Maple Walnut Apple Upside Down Cake
Ingredients
- 1 cup high quality pure maple syrup
- 3 firm apples such as Granny Smith peeled, cored, and sliced into ½ inch thick slices
- 1 cup shelled walnut halves
- 2 cups all-purpose flour
- 1 teaspoon baking powder
- ½ teaspoon baking soda
- ¾ teaspoon salt
- 1 ½ sticks (12 tablespoons) unsalted butter, softened
- 1 1/3 cups granulated sugar
- 3 large eggs
- ¾ cup buttermilk
- 1 tablespoon pure vanilla extract
Instructions
- Preheat oven to 350 degrees Fahrenheit.
- Spray a 10 inch cake pan with nonstick cooking spray.
- In a small saucepan bring the maple syrup to a boil over high heat then lower the heat to a simmer to reduce it to approximately ¾ cup. Allow it to cool slightly and then pour it into the greased cake pan.
- Arrange the apple slices over the reduced syrup. Scatter the walnut halves over the apples. Set aside.
- In a medium mixing bowl whisk together the flour, baking powder, baking soda and salt until well blended.
- In the bowl of an electric mixer using the paddle attachment, cream the butter and sugar until light and fluffy.
- In a liquid measuring cup, combine the eggs, buttermilk and vanilla extract. Blend together with a small whisk or fork to break up the eggs.
- On low speed add approximately 1/3 of the dry ingredients followed by half of the liquid ingredients, stopping the mixer and scraping down the sides of the bowl with a rubber spatula occasionally.

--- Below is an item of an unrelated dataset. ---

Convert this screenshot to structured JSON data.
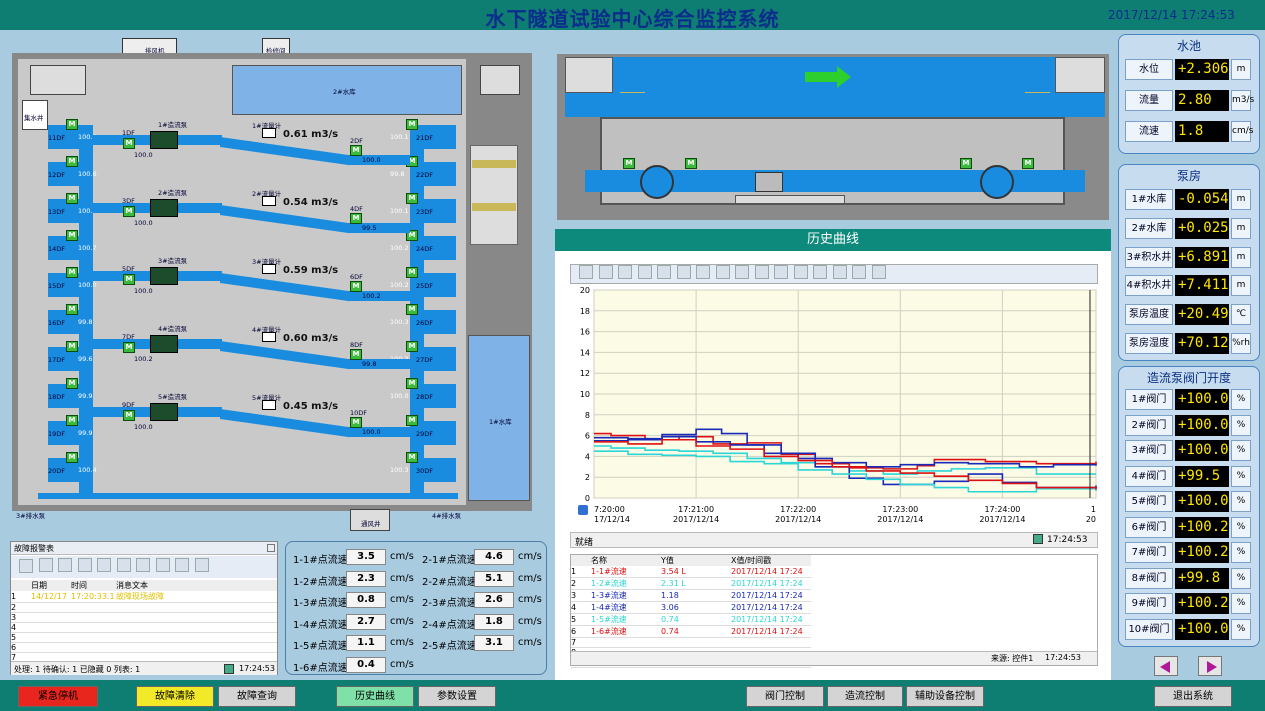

- Add another 1/3 of the dry ingredients followed by the remainder of the wet ingredients. Add the remaining dry ingredients and blend well.
- Pour the batter over the apples and walnuts.
- Bake approximately 1 ½ hours or until nice and brown on top and a small knife inserted into the center comes out clean. Check the cake for doneness after 1 hour and 20 minutes.
- Cool for about 30-45 minutes and flip out onto a platter. Gently replace any apples that may have stuck to the bottom of the pan back onto the cake.